5. Denver Broncos (1997-present)
The logo itself is ugly enough, what with the Carrot Top hair, the long, serpent-like head and the odd way the mouth looks like one of those annoying pet birds that'll bite you if you put your finger in the cage to say "what up." It doesn't look like any bronco I've ever seen, which is none (I don't do wild horses), but I've listened to that Stones song a lot and think that gives me some decent insight. But the weirdest, creepiest part of the whole thing, and this is something that's easy to overlook, is the fact that the eye of the bronco is orange making it look like it was either possessed or hanging out with Keith Richards for a weekend.
4. Tennessee Titans (1999-present)
Why are the Titans called the Titans? "Titans come from early Greek mythology and the fact that Nashville is known as the 'Athens of the South' makes the Titans name very appropriate,"the late Bud Adams said in 1998. Why does the logo look like something cratering to earth, intent on destroying everything around it? The fact that Nashville is known as the 'Athens of the South' made it natural to depict the Greek economy by way of logo.

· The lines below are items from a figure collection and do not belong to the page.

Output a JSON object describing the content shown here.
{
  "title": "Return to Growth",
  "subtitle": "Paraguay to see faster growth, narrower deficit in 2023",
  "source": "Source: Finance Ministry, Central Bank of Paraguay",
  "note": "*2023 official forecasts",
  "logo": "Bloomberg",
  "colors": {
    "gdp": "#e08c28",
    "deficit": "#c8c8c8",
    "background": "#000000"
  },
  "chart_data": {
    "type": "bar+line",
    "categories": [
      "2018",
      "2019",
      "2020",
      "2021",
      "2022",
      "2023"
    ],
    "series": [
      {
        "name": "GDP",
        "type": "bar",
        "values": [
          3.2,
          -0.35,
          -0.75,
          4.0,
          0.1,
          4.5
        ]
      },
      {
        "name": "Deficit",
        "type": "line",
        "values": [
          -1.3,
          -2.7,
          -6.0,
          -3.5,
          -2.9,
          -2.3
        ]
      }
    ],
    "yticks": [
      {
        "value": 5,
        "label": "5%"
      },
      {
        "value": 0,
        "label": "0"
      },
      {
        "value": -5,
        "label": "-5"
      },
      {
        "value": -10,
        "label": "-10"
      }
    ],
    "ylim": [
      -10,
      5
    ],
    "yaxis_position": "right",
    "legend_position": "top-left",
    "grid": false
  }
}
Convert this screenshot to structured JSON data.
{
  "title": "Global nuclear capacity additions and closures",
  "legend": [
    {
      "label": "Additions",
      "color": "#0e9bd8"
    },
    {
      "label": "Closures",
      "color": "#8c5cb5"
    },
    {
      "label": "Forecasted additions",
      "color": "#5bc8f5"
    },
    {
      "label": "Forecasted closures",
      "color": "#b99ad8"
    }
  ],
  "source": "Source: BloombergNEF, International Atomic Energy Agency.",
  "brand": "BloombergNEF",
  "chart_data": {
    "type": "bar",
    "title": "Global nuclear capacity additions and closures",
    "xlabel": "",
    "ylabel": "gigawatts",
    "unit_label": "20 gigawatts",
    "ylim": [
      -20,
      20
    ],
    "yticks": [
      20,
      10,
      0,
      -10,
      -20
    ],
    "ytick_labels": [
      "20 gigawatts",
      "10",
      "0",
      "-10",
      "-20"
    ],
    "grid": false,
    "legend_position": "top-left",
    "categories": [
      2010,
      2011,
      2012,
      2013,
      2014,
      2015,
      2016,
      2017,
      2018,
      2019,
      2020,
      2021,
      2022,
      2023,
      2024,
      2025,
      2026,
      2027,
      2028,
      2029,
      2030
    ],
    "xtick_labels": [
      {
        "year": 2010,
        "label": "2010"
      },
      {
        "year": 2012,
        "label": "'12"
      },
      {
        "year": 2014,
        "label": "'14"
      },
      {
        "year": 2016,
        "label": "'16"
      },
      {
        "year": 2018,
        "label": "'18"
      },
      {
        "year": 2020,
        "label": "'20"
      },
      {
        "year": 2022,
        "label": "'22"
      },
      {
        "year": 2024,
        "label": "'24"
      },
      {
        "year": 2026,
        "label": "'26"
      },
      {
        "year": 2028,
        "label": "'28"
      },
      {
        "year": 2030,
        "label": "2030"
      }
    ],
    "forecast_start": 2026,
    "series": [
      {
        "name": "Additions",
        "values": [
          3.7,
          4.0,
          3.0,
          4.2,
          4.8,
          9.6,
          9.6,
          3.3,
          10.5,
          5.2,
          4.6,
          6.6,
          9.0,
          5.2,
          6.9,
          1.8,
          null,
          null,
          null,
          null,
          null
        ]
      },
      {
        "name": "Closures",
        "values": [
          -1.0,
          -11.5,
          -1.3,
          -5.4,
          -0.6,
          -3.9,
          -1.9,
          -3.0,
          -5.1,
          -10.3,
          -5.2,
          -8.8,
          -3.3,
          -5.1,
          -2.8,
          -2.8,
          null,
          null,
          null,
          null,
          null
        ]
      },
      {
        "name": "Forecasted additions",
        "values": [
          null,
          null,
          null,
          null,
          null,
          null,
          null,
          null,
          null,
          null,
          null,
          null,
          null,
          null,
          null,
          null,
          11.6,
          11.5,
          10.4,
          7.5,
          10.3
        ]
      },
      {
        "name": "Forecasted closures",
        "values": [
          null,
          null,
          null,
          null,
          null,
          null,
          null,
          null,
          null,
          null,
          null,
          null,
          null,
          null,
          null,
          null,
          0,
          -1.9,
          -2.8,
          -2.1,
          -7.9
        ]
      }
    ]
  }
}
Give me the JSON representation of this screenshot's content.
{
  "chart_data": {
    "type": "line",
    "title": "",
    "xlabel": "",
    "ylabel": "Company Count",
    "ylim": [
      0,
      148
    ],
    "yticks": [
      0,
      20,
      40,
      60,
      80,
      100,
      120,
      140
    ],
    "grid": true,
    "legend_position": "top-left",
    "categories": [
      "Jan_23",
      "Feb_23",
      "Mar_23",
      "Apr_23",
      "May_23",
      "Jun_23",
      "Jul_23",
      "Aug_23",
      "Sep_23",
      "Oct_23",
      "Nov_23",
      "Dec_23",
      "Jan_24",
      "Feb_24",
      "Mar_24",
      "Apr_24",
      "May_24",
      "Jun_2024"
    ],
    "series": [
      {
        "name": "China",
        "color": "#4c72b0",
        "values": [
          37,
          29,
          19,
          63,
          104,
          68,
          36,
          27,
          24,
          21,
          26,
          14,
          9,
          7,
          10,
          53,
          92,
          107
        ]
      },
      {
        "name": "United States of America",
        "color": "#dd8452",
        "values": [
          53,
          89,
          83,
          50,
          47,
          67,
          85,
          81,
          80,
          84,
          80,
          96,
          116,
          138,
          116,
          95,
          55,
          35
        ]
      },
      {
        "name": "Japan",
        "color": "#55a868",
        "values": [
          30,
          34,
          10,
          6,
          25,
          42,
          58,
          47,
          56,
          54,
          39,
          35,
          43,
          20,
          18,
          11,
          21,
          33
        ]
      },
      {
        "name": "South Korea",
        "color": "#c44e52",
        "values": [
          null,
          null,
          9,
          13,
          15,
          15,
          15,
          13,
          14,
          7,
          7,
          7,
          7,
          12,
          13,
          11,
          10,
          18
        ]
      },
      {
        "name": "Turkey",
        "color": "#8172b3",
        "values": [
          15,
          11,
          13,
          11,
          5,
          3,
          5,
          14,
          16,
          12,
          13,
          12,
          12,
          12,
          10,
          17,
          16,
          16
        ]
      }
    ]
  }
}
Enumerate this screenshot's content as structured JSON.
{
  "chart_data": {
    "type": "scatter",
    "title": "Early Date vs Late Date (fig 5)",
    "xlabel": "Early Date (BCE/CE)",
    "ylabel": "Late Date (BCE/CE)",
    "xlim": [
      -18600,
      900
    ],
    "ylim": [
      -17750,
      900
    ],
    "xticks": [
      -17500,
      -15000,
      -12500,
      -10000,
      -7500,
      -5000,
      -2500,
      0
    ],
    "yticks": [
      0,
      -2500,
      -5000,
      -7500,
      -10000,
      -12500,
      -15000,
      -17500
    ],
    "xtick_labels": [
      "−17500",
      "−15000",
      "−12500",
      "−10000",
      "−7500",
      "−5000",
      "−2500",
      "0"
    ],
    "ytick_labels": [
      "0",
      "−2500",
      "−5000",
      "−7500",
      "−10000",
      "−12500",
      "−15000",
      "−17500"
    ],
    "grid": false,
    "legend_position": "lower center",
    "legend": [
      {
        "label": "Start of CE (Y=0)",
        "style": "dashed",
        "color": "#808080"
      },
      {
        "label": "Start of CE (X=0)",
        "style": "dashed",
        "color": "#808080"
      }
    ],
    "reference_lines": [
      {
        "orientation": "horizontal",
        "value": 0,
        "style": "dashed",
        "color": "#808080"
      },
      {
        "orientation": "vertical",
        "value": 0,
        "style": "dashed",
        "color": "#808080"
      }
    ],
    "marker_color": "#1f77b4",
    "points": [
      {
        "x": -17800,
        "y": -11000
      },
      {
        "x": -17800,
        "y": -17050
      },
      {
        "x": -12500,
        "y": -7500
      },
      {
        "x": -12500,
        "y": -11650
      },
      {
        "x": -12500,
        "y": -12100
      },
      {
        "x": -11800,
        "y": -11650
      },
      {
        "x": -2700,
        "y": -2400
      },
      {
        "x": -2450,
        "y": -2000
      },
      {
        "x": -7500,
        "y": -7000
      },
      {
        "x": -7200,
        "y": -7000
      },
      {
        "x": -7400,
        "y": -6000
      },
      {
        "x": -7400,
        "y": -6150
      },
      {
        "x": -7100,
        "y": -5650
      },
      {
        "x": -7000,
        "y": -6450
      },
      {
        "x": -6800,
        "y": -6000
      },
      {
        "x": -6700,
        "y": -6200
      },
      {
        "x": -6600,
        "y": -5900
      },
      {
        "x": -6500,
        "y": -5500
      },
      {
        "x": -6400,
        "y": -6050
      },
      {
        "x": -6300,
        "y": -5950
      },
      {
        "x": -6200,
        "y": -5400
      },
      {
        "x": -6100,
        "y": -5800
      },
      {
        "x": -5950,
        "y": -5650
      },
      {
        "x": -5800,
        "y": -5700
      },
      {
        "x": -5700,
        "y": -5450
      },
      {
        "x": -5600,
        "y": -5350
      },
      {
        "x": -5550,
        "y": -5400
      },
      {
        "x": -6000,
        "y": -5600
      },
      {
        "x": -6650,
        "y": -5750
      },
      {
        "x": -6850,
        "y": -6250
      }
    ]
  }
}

3. Philadelphia Eagles (1996-present)
The worst logo in recent history belonged to Hillary Clinton's presidential campaign. No politics here, just fact. It was a blue H with a red arrow making up the middle part and pointing toward the right. So not only did the arrow cause your eyes to look away from the logo and not only was there the subtle symbolism of a rightward shift but the arrow was red!!! It was horrible. I mention this because Philadelphia's logo is of an eagle pointed the opposite direction in which you're looking and flying straight into the ground. Metaphors abound.
2. St. Louis Cardinals (1960-69)
This combines three of my least favorite things: Anthropomorphic animals, animals dressed as humans and ball carriers who don't protect the football.
1. New England Patriots (2000-present)
I've never understood why people call it the Flying Elvis logo. It looks far more like John Kerry. Now, I don't know if this is actually the worst logo in the NFL. But it's close and seeing as how it replaced one of the top three logos the NFL has ever seen, it gets the ignominious top ranking on our worst-list.